YutingWang98 opened a new pull request, #2826:
URL: https://github.com/apache/celeborn/pull/2826

   <!--
   Thanks for sending a pull request!  Here are some tips for you:
     - Make sure the PR title start w/ a JIRA ticket, e.g. '[CELEBORN-XXXX] 
Your PR title ...'.
     - Be sure to keep the PR description updated to reflect all changes.
     - Please write your PR title to summarize what this PR proposes.
     - If possible, provide a concise example to reproduce the issue for a 
faster review.
   -->
   
   ### What changes were proposed in this pull request?
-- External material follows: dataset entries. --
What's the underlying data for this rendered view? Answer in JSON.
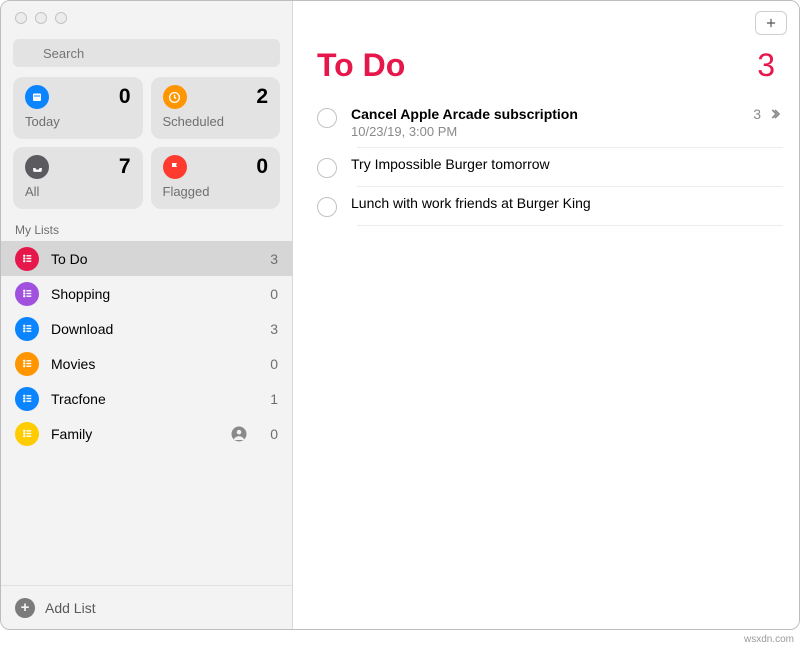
{
  "search": {
    "placeholder": "Search"
  },
  "cards": {
    "today": {
      "label": "Today",
      "count": 0
    },
    "scheduled": {
      "label": "Scheduled",
      "count": 2
    },
    "all": {
      "label": "All",
      "count": 7
    },
    "flagged": {
      "label": "Flagged",
      "count": 0
    }
  },
  "lists_header": "My Lists",
  "lists": [
    {
      "name": "To Do",
      "count": 3,
      "color": "#e6174b",
      "selected": true,
      "shared": false
    },
    {
      "name": "Shopping",
      "count": 0,
      "color": "#a052de",
      "selected": false,
      "shared": false
    },
    {
      "name": "Download",
      "count": 3,
      "color": "#0a84ff",
      "selected": false,
      "shared": false
    },
    {
      "name": "Movies",
      "count": 0,
      "color": "#ff9500",
      "selected": false,
      "shared": false
    },
    {
      "name": "Tracfone",
      "count": 1,
      "color": "#0a84ff",
      "selected": false,
      "shared": false
    },
    {
      "name": "Family",
      "count": 0,
      "color": "#ffcc00",
      "selected": false,
      "shared": true
    }
  ],
  "add_list_label": "Add List",
  "main": {
    "title": "To Do",
    "title_color": "#e6174b",
    "count": 3,
    "reminders": [
      {
        "title": "Cancel Apple Arcade subscription",
        "subtitle": "10/23/19, 3:00 PM",
        "subtasks": 3,
        "bold": true
      },
      {
        "title": "Try Impossible Burger tomorrow"
      },
      {
        "title": "Lunch with work friends at Burger King"
      }
    ]
  },
  "watermark": "wsxdn.com"
}
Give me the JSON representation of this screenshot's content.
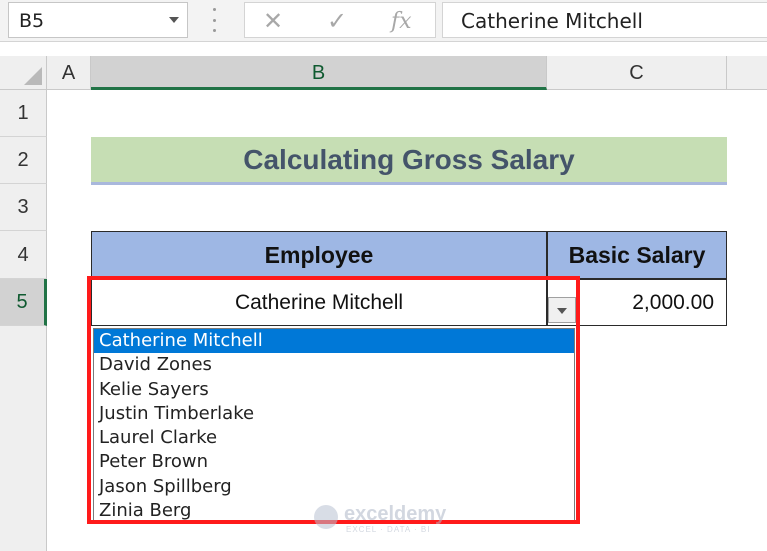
{
  "formula_bar": {
    "name_box": "B5",
    "cancel_icon": "✕",
    "enter_icon": "✓",
    "fx_label": "fx",
    "formula_text": "Catherine Mitchell"
  },
  "columns": [
    "A",
    "B",
    "C"
  ],
  "rows": [
    "1",
    "2",
    "3",
    "4",
    "5"
  ],
  "selected_cell": "B5",
  "sheet": {
    "title": "Calculating Gross Salary",
    "headers": [
      "Employee",
      "Basic Salary"
    ],
    "employee_value": "Catherine Mitchell",
    "basic_salary_value": "2,000.00"
  },
  "dropdown": {
    "options": [
      "Catherine Mitchell",
      "David Zones",
      "Kelie Sayers",
      "Justin Timberlake",
      "Laurel Clarke",
      "Peter Brown",
      "Jason Spillberg",
      "Zinia Berg"
    ],
    "selected_index": 0
  },
  "watermark": {
    "name": "exceldemy",
    "tagline": "EXCEL · DATA · BI"
  },
  "colors": {
    "title_fill": "#c6deb4",
    "header_fill": "#9eb7e4",
    "highlight_box": "#ff1a1a",
    "selection": "#0078d7",
    "excel_green": "#217346"
  }
}
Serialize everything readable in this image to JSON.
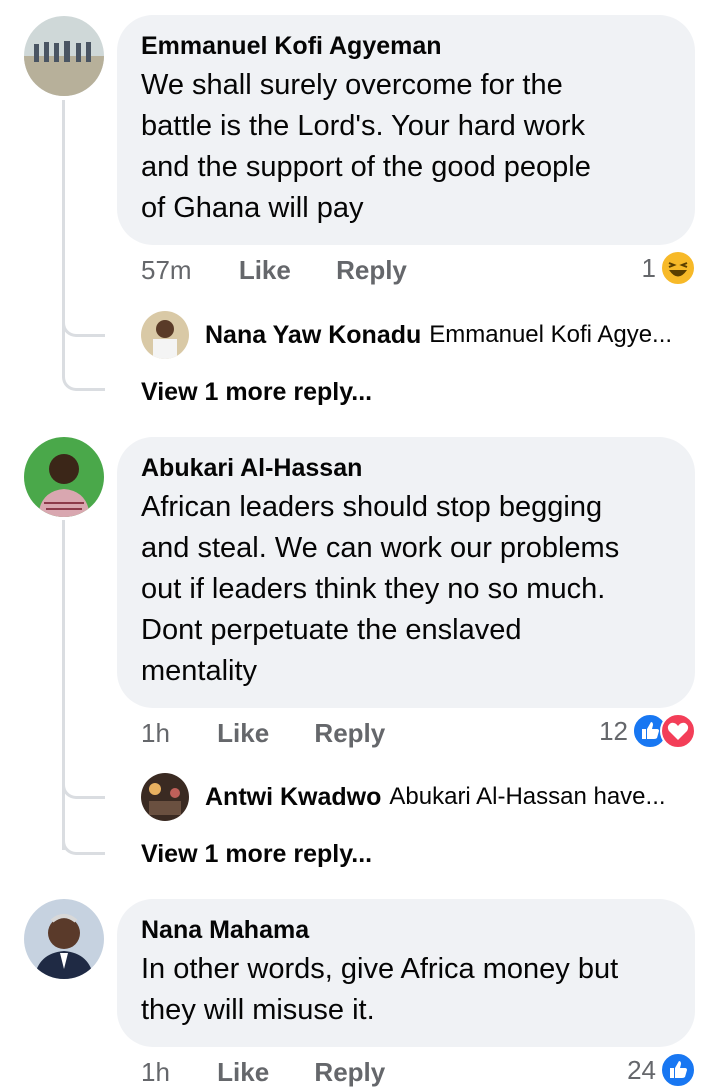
{
  "comments": [
    {
      "author": "Emmanuel Kofi Agyeman",
      "text_lines": [
        "We shall surely overcome for the",
        "battle is the Lord's. Your hard work",
        "and the support of the good people",
        "of Ghana will pay"
      ],
      "time": "57m",
      "like": "Like",
      "reply": "Reply",
      "reaction_count": "1",
      "reactions": [
        "haha-icon"
      ],
      "reply_preview": {
        "author": "Nana Yaw Konadu",
        "snippet": "Emmanuel Kofi Agye..."
      },
      "more_replies": "View 1 more reply..."
    },
    {
      "author": "Abukari Al-Hassan",
      "text_lines": [
        "African leaders should stop begging",
        "and steal. We can work our problems",
        "out if leaders think they no so much.",
        "Dont perpetuate the enslaved",
        "mentality"
      ],
      "time": "1h",
      "like": "Like",
      "reply": "Reply",
      "reaction_count": "12",
      "reactions": [
        "like-icon",
        "love-icon"
      ],
      "reply_preview": {
        "author": "Antwi Kwadwo",
        "snippet": "Abukari Al-Hassan have..."
      },
      "more_replies": "View 1 more reply..."
    },
    {
      "author": "Nana Mahama",
      "text_lines": [
        "In other words, give Africa money but",
        "they will misuse it."
      ],
      "time": "1h",
      "like": "Like",
      "reply": "Reply",
      "reaction_count": "24",
      "reactions": [
        "like-icon"
      ]
    }
  ],
  "colors": {
    "bubble": "#f0f2f5",
    "meta": "#65676b",
    "like_blue": "#1877f2",
    "love_red": "#f33e58",
    "haha_yellow": "#f7b928"
  }
}
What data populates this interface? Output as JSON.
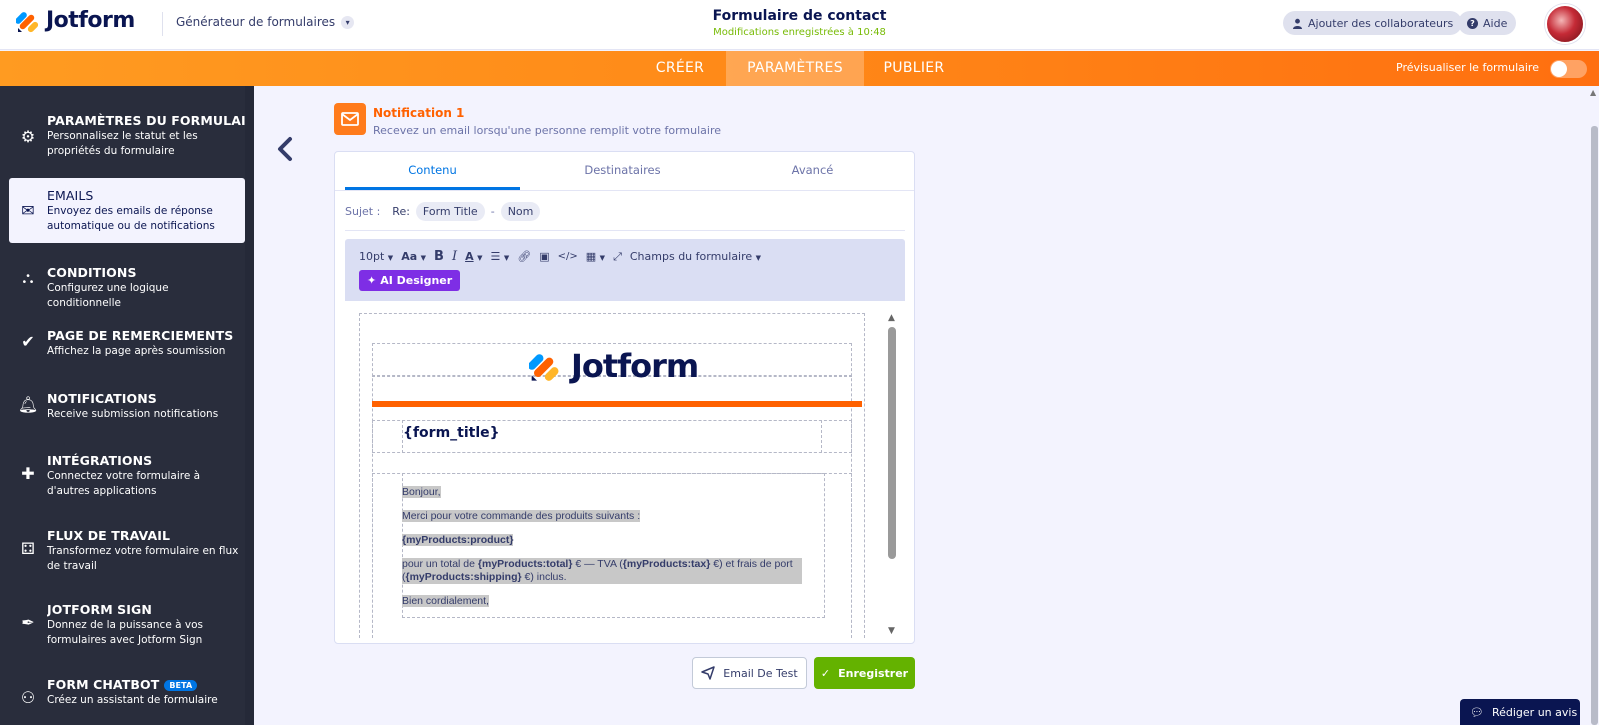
{
  "header": {
    "brand": "Jotform",
    "builder_menu": "Générateur de formulaires",
    "form_title": "Formulaire de contact",
    "save_status": "Modifications enregistrées à 10:48",
    "add_collaborators": "Ajouter des collaborateurs",
    "help": "Aide"
  },
  "nav": {
    "tabs": [
      "CRÉER",
      "PARAMÈTRES",
      "PUBLIER"
    ],
    "active_tab": "PARAMÈTRES",
    "preview_label": "Prévisualiser le formulaire",
    "preview_enabled": false
  },
  "sidebar": {
    "items": [
      {
        "title": "PARAMÈTRES DU FORMULAI...",
        "desc": "Personnalisez le statut et les propriétés du formulaire",
        "icon": "gear-icon"
      },
      {
        "title": "EMAILS",
        "desc": "Envoyez des emails de réponse automatique ou de notifications",
        "icon": "envelope-icon",
        "active": true
      },
      {
        "title": "CONDITIONS",
        "desc": "Configurez une logique conditionnelle",
        "icon": "conditions-icon"
      },
      {
        "title": "PAGE DE REMERCIEMENTS",
        "desc": "Affichez la page après soumission",
        "icon": "check-circle-icon"
      },
      {
        "title": "NOTIFICATIONS",
        "desc": "Receive submission notifications",
        "icon": "bell-icon"
      },
      {
        "title": "INTÉGRATIONS",
        "desc": "Connectez votre formulaire à d'autres applications",
        "icon": "puzzle-icon"
      },
      {
        "title": "FLUX DE TRAVAIL",
        "desc": "Transformez votre formulaire en flux de travail",
        "icon": "workflow-icon"
      },
      {
        "title": "JOTFORM SIGN",
        "desc": "Donnez de la puissance à vos formulaires avec Jotform Sign",
        "icon": "pen-icon"
      },
      {
        "title": "FORM CHATBOT",
        "badge": "BETA",
        "desc": "Créez un assistant de formulaire",
        "icon": "chatbot-icon"
      }
    ]
  },
  "notification": {
    "title": "Notification 1",
    "subtitle": "Recevez un email lorsqu'une personne remplit votre formulaire"
  },
  "editor_tabs": [
    "Contenu",
    "Destinataires",
    "Avancé"
  ],
  "subject": {
    "label": "Sujet :",
    "prefix": "Re:",
    "tags": [
      "Form Title",
      "Nom"
    ],
    "separator": "-"
  },
  "toolbar": {
    "font_size": "10pt",
    "font_family": "Aa",
    "bold": "B",
    "italic": "I",
    "text_color": "A",
    "fields_menu": "Champs du formulaire",
    "ai_designer": "AI Designer"
  },
  "email_preview": {
    "logo_text": "Jotform",
    "form_title_placeholder": "{form_title}",
    "greeting": "Bonjour,",
    "thanks": "Merci pour votre commande des produits suivants :",
    "products": "{myProducts:product}",
    "total_1": "pour un total de ",
    "total_var": "{myProducts:total}",
    "total_2": " € — TVA (",
    "tax_var": "{myProducts:tax}",
    "total_3": " €) et frais de port (",
    "shipping_var": "{myProducts:shipping}",
    "total_4": " €) inclus.",
    "closing": "Bien cordialement,"
  },
  "buttons": {
    "test_email": "Email De Test",
    "save": "Enregistrer"
  },
  "review_button": "Rédiger un avis",
  "colors": {
    "accent_orange": "#ff6100",
    "brand_navy": "#0a1551",
    "link_blue": "#0075e3",
    "save_green": "#64b200",
    "ai_purple": "#7e2ee5",
    "sidebar_bg": "#292d3c"
  }
}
   Fix a bug related to auth under master HA mode which would cause app 
failures when leader master restarts. Also, remove the secrets from memory 
after app lost.
   
   Previous implementation add the registration & secret info in leader 
Master's memory, and push to other masters though 
https://github.com/apache/celeborn/pull/2346. After leader restarts, the info 
will only be in Ratis (AbstractMetaManager), however app still fetch it from 
new leader's memory, and would fail to get it.
   
   Fix this by checking AbstractMetaManager's registration info if not found in 
memory, and properly authorize the app.
   
   
   ### Why are the changes needed?
   When auth enabled, and leader master restart, there will be "Registration 
information not found" error on app side, and failed to send heartbeat to 
master. It will cause app to be removed on server side after heartbeat timeout, 
causing job to fail.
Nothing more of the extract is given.